09-02-2025

Problem: Prove that similar matrices have the same minimal polynomial.
Solution: Suppose \( A \) and \( B \) are similar matrices. Then there exists an invertible matrix \( P \) such that \( B = P^{-1}AP \). Let \( f(t) \) be the minimal polynomial of \( A \). Then \( f(A) = 0 \). We need to show that \( f(B) = 0 \).
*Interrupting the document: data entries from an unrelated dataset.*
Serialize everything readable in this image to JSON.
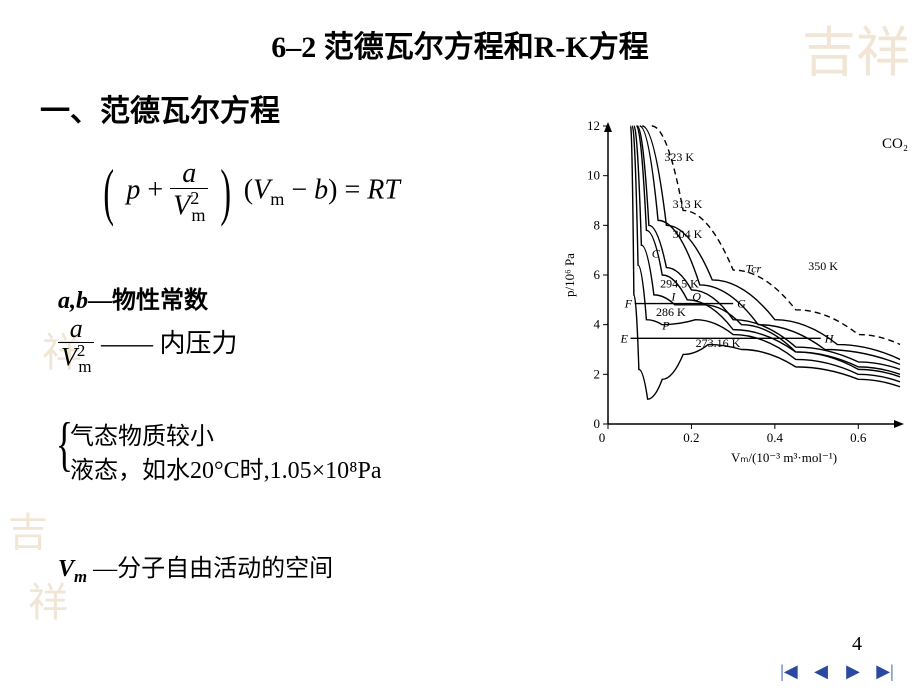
{
  "slide": {
    "title": "6–2  范德瓦尔方程和R-K方程",
    "section_heading": "一、范德瓦尔方程",
    "page_number": "4"
  },
  "equation": {
    "p": "p",
    "plus": "+",
    "a": "a",
    "Vm2": "V",
    "Vm2_sub": "m",
    "Vm2_sup": "2",
    "Vm": "V",
    "Vm_sub": "m",
    "minus": "−",
    "b": "b",
    "eq": "=",
    "RT": "RT"
  },
  "text": {
    "ab_line_prefix": "a,b",
    "ab_line_dash": "—",
    "ab_line_cn": "物性常数",
    "frac_a": "a",
    "frac_V": "V",
    "frac_sub": "m",
    "frac_sup": "2",
    "frac_dash": "——",
    "frac_label": " 内压力",
    "brace_row1": "气态物质较小",
    "brace_row2": "液态，如水20°C时,1.05×10⁸Pa",
    "vm_symbol": "V",
    "vm_sub": "m",
    "vm_dash": " —",
    "vm_label": "分子自由活动的空间"
  },
  "chart": {
    "substance": "CO₂",
    "ylabel": "p/10⁶ Pa",
    "xlabel": "Vₘ/(10⁻³ m³·mol⁻¹)",
    "yticks": [
      0,
      2,
      4,
      6,
      8,
      10,
      12
    ],
    "xticks": [
      0,
      0.2,
      0.4,
      0.6
    ],
    "xlim": [
      0,
      0.7
    ],
    "ylim": [
      0,
      12
    ],
    "isotherms": [
      {
        "label": "350 K",
        "style": "dashed",
        "points": [
          [
            0.105,
            12
          ],
          [
            0.18,
            8.6
          ],
          [
            0.3,
            6.2
          ],
          [
            0.45,
            4.6
          ],
          [
            0.6,
            3.6
          ],
          [
            0.7,
            3.2
          ]
        ]
      },
      {
        "label": "323 K",
        "style": "solid",
        "points": [
          [
            0.082,
            12
          ],
          [
            0.14,
            8.0
          ],
          [
            0.25,
            5.8
          ],
          [
            0.4,
            4.2
          ],
          [
            0.55,
            3.2
          ],
          [
            0.7,
            2.6
          ]
        ]
      },
      {
        "label": "313 K",
        "style": "solid",
        "points": [
          [
            0.076,
            12
          ],
          [
            0.12,
            8.2
          ],
          [
            0.22,
            5.6
          ],
          [
            0.36,
            4.0
          ],
          [
            0.52,
            3.0
          ],
          [
            0.7,
            2.4
          ]
        ]
      },
      {
        "label": "Tcr",
        "style": "solid",
        "note": "critical 304 K",
        "points": [
          [
            0.07,
            12
          ],
          [
            0.098,
            8.0
          ],
          [
            0.14,
            6.3
          ],
          [
            0.2,
            5.4
          ],
          [
            0.3,
            4.2
          ],
          [
            0.45,
            3.1
          ],
          [
            0.6,
            2.5
          ],
          [
            0.7,
            2.2
          ]
        ]
      },
      {
        "label": "304 K",
        "style": "solid",
        "points": [
          [
            0.068,
            12
          ],
          [
            0.092,
            7.8
          ],
          [
            0.13,
            6.0
          ],
          [
            0.19,
            5.0
          ],
          [
            0.3,
            3.8
          ],
          [
            0.45,
            2.9
          ],
          [
            0.6,
            2.3
          ],
          [
            0.7,
            2.0
          ]
        ]
      },
      {
        "label": "294.5 K",
        "style": "solid",
        "points": [
          [
            0.062,
            12
          ],
          [
            0.08,
            7.2
          ],
          [
            0.11,
            5.2
          ],
          [
            0.16,
            4.8
          ],
          [
            0.23,
            4.8
          ],
          [
            0.32,
            4.0
          ],
          [
            0.45,
            2.9
          ],
          [
            0.6,
            2.2
          ],
          [
            0.7,
            1.9
          ]
        ]
      },
      {
        "label": "286 K",
        "style": "solid",
        "points": [
          [
            0.058,
            12
          ],
          [
            0.072,
            6.4
          ],
          [
            0.092,
            4.2
          ],
          [
            0.13,
            4.0
          ],
          [
            0.21,
            4.2
          ],
          [
            0.3,
            3.6
          ],
          [
            0.45,
            2.6
          ],
          [
            0.6,
            2.0
          ],
          [
            0.7,
            1.7
          ]
        ]
      },
      {
        "label": "273.16 K",
        "style": "solid",
        "points": [
          [
            0.054,
            12
          ],
          [
            0.062,
            5.2
          ],
          [
            0.074,
            2.2
          ],
          [
            0.095,
            1.0
          ],
          [
            0.13,
            1.8
          ],
          [
            0.18,
            2.8
          ],
          [
            0.24,
            3.2
          ],
          [
            0.32,
            3.0
          ],
          [
            0.45,
            2.3
          ],
          [
            0.6,
            1.8
          ],
          [
            0.7,
            1.5
          ]
        ]
      }
    ],
    "tie_lines": [
      {
        "label_left": "F",
        "label_right": "G",
        "y": 4.85,
        "x1": 0.064,
        "x2": 0.3,
        "mid_label": "Q",
        "mid2_label": "I"
      },
      {
        "label_left": "E",
        "label_right": "H",
        "y": 3.45,
        "x1": 0.054,
        "x2": 0.51
      }
    ],
    "point_labels": [
      "C",
      "P"
    ],
    "colors": {
      "axis": "#000000",
      "curve": "#000000",
      "background": "#ffffff"
    },
    "line_width": 1.4,
    "font_size_axis": 13,
    "font_size_labels": 12
  },
  "nav": {
    "first": "|◀",
    "prev": "◀",
    "next": "▶",
    "last": "▶|"
  },
  "style": {
    "title_color": "#000000",
    "title_fontsize": 30,
    "body_fontsize": 24,
    "background": "#ffffff",
    "watermark_color": "#d9b88a"
  }
}
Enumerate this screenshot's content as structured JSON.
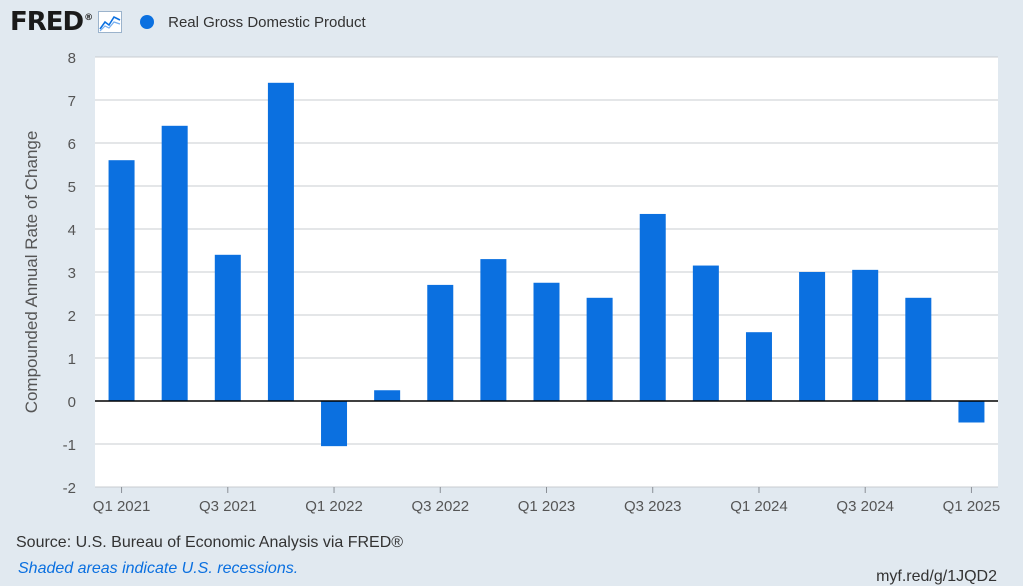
{
  "header": {
    "logo_text": "FRED",
    "logo_reg": "®",
    "logo_icon": "line-graph-icon"
  },
  "chart_data": {
    "type": "bar",
    "title": "",
    "xlabel": "",
    "ylabel": "Compounded Annual Rate of Change",
    "ylim": [
      -2,
      8
    ],
    "yticks": [
      8,
      7,
      6,
      5,
      4,
      3,
      2,
      1,
      0,
      -1,
      -2
    ],
    "grid": true,
    "legend_position": "top-left",
    "categories": [
      "Q1 2021",
      "Q2 2021",
      "Q3 2021",
      "Q4 2021",
      "Q1 2022",
      "Q2 2022",
      "Q3 2022",
      "Q4 2022",
      "Q1 2023",
      "Q2 2023",
      "Q3 2023",
      "Q4 2023",
      "Q1 2024",
      "Q2 2024",
      "Q3 2024",
      "Q4 2024",
      "Q1 2025"
    ],
    "xtick_labels": [
      "Q1 2021",
      "Q3 2021",
      "Q1 2022",
      "Q3 2022",
      "Q1 2023",
      "Q3 2023",
      "Q1 2024",
      "Q3 2024",
      "Q1 2025"
    ],
    "series": [
      {
        "name": "Real Gross Domestic Product",
        "color": "#0b70e0",
        "values": [
          5.6,
          6.4,
          3.4,
          7.4,
          -1.05,
          0.25,
          2.7,
          3.3,
          2.75,
          2.4,
          4.35,
          3.15,
          1.6,
          3.0,
          3.05,
          2.4,
          -0.5
        ]
      }
    ]
  },
  "footer": {
    "source": "Source: U.S. Bureau of Economic Analysis via FRED®",
    "note": "Shaded areas indicate U.S. recessions.",
    "url": "myf.red/g/1JQD2"
  }
}
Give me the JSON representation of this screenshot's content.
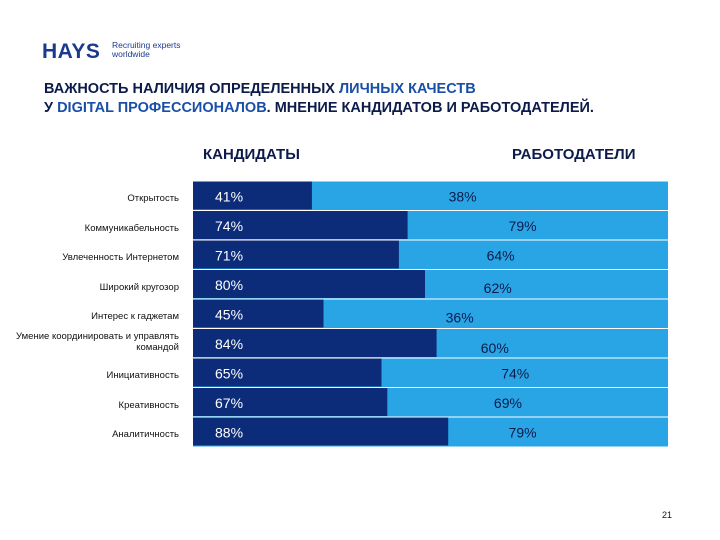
{
  "logo": {
    "word": "HAYS",
    "tagline_line1": "Recruiting experts",
    "tagline_line2": "worldwide"
  },
  "title": {
    "part1": "ВАЖНОСТЬ НАЛИЧИЯ ОПРЕДЕЛЕННЫХ ",
    "part2": "ЛИЧНЫХ КАЧЕСТВ",
    "part3": "У ",
    "part4": "DIGITAL ПРОФЕССИОНАЛОВ",
    "part5": ". МНЕНИЕ КАНДИДАТОВ И РАБОТОДАТЕЛЕЙ."
  },
  "colors": {
    "candidates": "#0c2c7a",
    "employers": "#29a5e5",
    "text": "#0d1b4b"
  },
  "chart_data": {
    "type": "bar",
    "title": "ВАЖНОСТЬ НАЛИЧИЯ ОПРЕДЕЛЕННЫХ ЛИЧНЫХ КАЧЕСТВ У DIGITAL ПРОФЕССИОНАЛОВ. МНЕНИЕ КАНДИДАТОВ И РАБОТОДАТЕЛЕЙ.",
    "categories": [
      "Открытость",
      "Коммуникабельность",
      "Увлеченность Интернетом",
      "Широкий кругозор",
      "Интерес к гаджетам",
      "Умение координировать и управлять командой",
      "Инициативность",
      "Креативность",
      "Аналитичность"
    ],
    "series": [
      {
        "name": "КАНДИДАТЫ",
        "values": [
          41,
          74,
          71,
          80,
          45,
          84,
          65,
          67,
          88
        ],
        "labels": [
          "41%",
          "74%",
          "71%",
          "80%",
          "45%",
          "84%",
          "65%",
          "67%",
          "88%"
        ]
      },
      {
        "name": "РАБОТОДАТЕЛИ",
        "values": [
          38,
          79,
          64,
          62,
          36,
          60,
          74,
          69,
          79
        ],
        "labels": [
          "38%",
          "79%",
          "64%",
          "62%",
          "36%",
          "60%",
          "74%",
          "69%",
          "79%"
        ]
      }
    ],
    "xlabel": "",
    "ylabel": ""
  },
  "page_number": "21"
}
Let \[ f(t) = a_nt^n + a_{n-1}t^{n-1} + \cdots + a_1t + a_0. \] Since \( B = P^{-1}AP \), we have \[ f(B) = f(P^{-1}AP). \] Thus, \begin{align*} f(P^{-1} A P) & = a_n(P^{-1} A P)^n + a_{n-1}(P^{-1} A P)^{n-1} + \cdots + a_1(P^{-1} A P) + a_0I \\ & = P^{-1} a_n A^n P + P^{-1} a_{n-1} A^{n-1} P + \cdots + P^{-1} a_1 A P + P^{-1} a_0 P \\ & = P^{-1} (a_n A^n + a_{n-1} A^{n-1} + \cdots + a_1 A + a_0I)P \\ & = P^{-1} f(A) P = P^{-1} 0 P = 0. \end{align*} Thus, \( f(B) = 0 \) and hence the minimal polynomial of \( A \) is the same as the minimal polynomial of \( B \).